Long-term monitoring shows hepatitis B virus resistance to... : Hepatology (original) (raw)

Viral Hepatitis

Long-term monitoring shows hepatitis B virus resistance to entecavir in nucleoside-naïve patients is rare through 5 years of therapy#

Tenney, Daniel J.1*†; Rose, Ronald E.1; Baldick, Carl J.1; Pokornowski, Kevin A.1; Eggers, Betsy J.1; Fang, Jie1; Wichroski, Michael J.1; Xu, Dong1; Yang, Joanna1; Wilber, Richard B.1; Colonno, Richard J.1¶

1 Bristol-Myers Squibb Company Research and Development, Wallingford, CT

¶ Presidio Pharmaceuticals Inc., San Francisco, CA

* Bristol-Myers Squibb Pharmaceutical Research Institute, 5 Research Parkway, Wallingford, CT 06492

Email:[email protected]

Received August 20, 2008; accepted December 25, 2008.

Published online 11 March 2009 in Wiley InterScience (www.interscience.wiley.com).

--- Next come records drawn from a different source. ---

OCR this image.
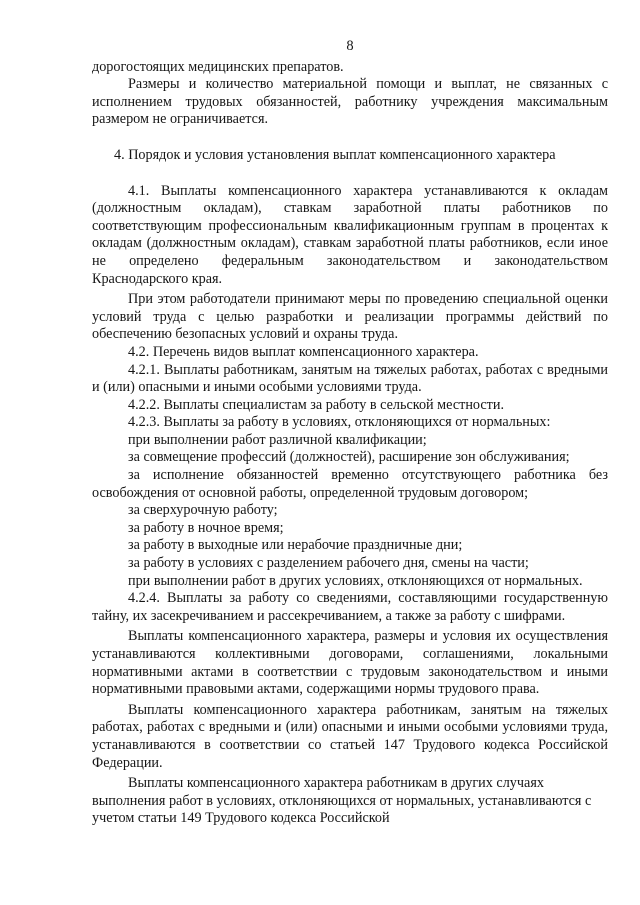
8

дорогостоящих медицинских препаратов.

Размеры и количество материальной помощи и выплат, не связанных с исполнением трудовых обязанностей, работнику учреждения максимальным размером не ограничивается.

4. Порядок и условия установления выплат компенсационного характера

4.1. Выплаты компенсационного характера устанавливаются к окладам (должностным окладам), ставкам заработной платы работников по соответствующим профессиональным квалификационным группам в процентах к окладам (должностным окладам), ставкам заработной платы работников, если иное не определено федеральным законодательством и законодательством Краснодарского края.

При этом работодатели принимают меры по проведению специальной оценки условий труда с целью разработки и реализации программы действий по обеспечению безопасных условий и охраны труда.

4.2. Перечень видов выплат компенсационного характера.

4.2.1. Выплаты работникам, занятым на тяжелых работах, работах с вредными и (или) опасными и иными особыми условиями труда.

4.2.2. Выплаты специалистам за работу в сельской местности.

4.2.3. Выплаты за работу в условиях, отклоняющихся от нормальных:

при выполнении работ различной квалификации;

за совмещение профессий (должностей), расширение зон обслуживания;

за исполнение обязанностей временно отсутствующего работника без освобождения от основной работы, определенной трудовым договором;

за сверхурочную работу;

за работу в ночное время;

за работу в выходные или нерабочие праздничные дни;

за работу в условиях с разделением рабочего дня, смены на части;

при выполнении работ в других условиях, отклоняющихся от нормальных.

4.2.4. Выплаты за работу со сведениями, составляющими государственную тайну, их засекречиванием и рассекречиванием, а также за работу с шифрами.

Выплаты компенсационного характера, размеры и условия их осуществления устанавливаются коллективными договорами, соглашениями, локальными нормативными актами в соответствии с трудовым законодательством и иными нормативными правовыми актами, содержащими нормы трудового права.

Выплаты компенсационного характера работникам, занятым на тяжелых работах, работах с вредными и (или) опасными и иными особыми условиями труда, устанавливаются в соответствии со статьей 147 Трудового кодекса Российской Федерации.

Выплаты компенсационного характера работникам в других случаях выполнения работ в условиях, отклоняющихся от нормальных, устанавливаются с учетом статьи 149 Трудового кодекса Российской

# Potential conflict of interest: The studies were performed at Bristol-Myers Squibb by employees of Bristol-Myers Squibb. Study participants have been informed of potential conflicts of interest.Drs. Wilber, Eggers, Colonno, Baldick, Tenney, Pokornowski, and Xu own stocks in Bristol-Myers Squibb.

† fax: 203-677-6088

Abstract

Patients with chronic hepatitis B virus (HBV) infection who develop antiviral resistance lose benefits of therapy and may be predisposed to further resistance. Entecavir (ETV) resistance (ETVr) results from HBV reverse transcriptase substitutions at positions T184, S202, or M250, which emerge in the presence of lamivudine (LVD) resistance substitutions M204I/V ± L180M. Here, we summarize results from comprehensive resistance monitoring of patients with HBV who were continuously treated with ETV for up to 5 years. Monitoring included genotypic analysis of isolates from all patients at baseline and when HBV DNA was detectable by polymerase chain reaction (≥300 copies/mL) from Years 1 through 5. In addition, genotyping was performed on isolates from patients experiencing virologic breakthrough (≥1 log10 rise in HBV DNA). In vitro phenotypic ETV susceptibility was determined for virologic breakthrough isolates, and for HBV containing novel substitutions emerging during treatment. The results over 5 years of therapy showed that in nucleoside-naïve patients, the cumulative probability of genotypic ETVr and genotypic ETVr associated with virologic breakthrough was 1.2% and 0.8%, respectively. In contrast, a reduced barrier to resistance was observed in LVD-refractory patients, as the LVD resistance substitutions, a partial requirement for ETVr, preexist, resulting in a 5-year cumulative probability of genotypic ETVr and genotypic ETVr associated with breakthrough of 51% and 43%, respectively. Importantly, only four patients who achieved <300 copies/mL HBV DNA subsequently developed ETVr. Conclusion: Long-term monitoring showed low rates of resistance in nucleoside-naïve patients during 5 years of ETV therapy, corresponding with potent viral suppression and a high genetic barrier to resistance. These findings support ETV as a primary therapy that enables prolonged treatment with potent viral suppression and minimal resistance. (Hepatology 2009.)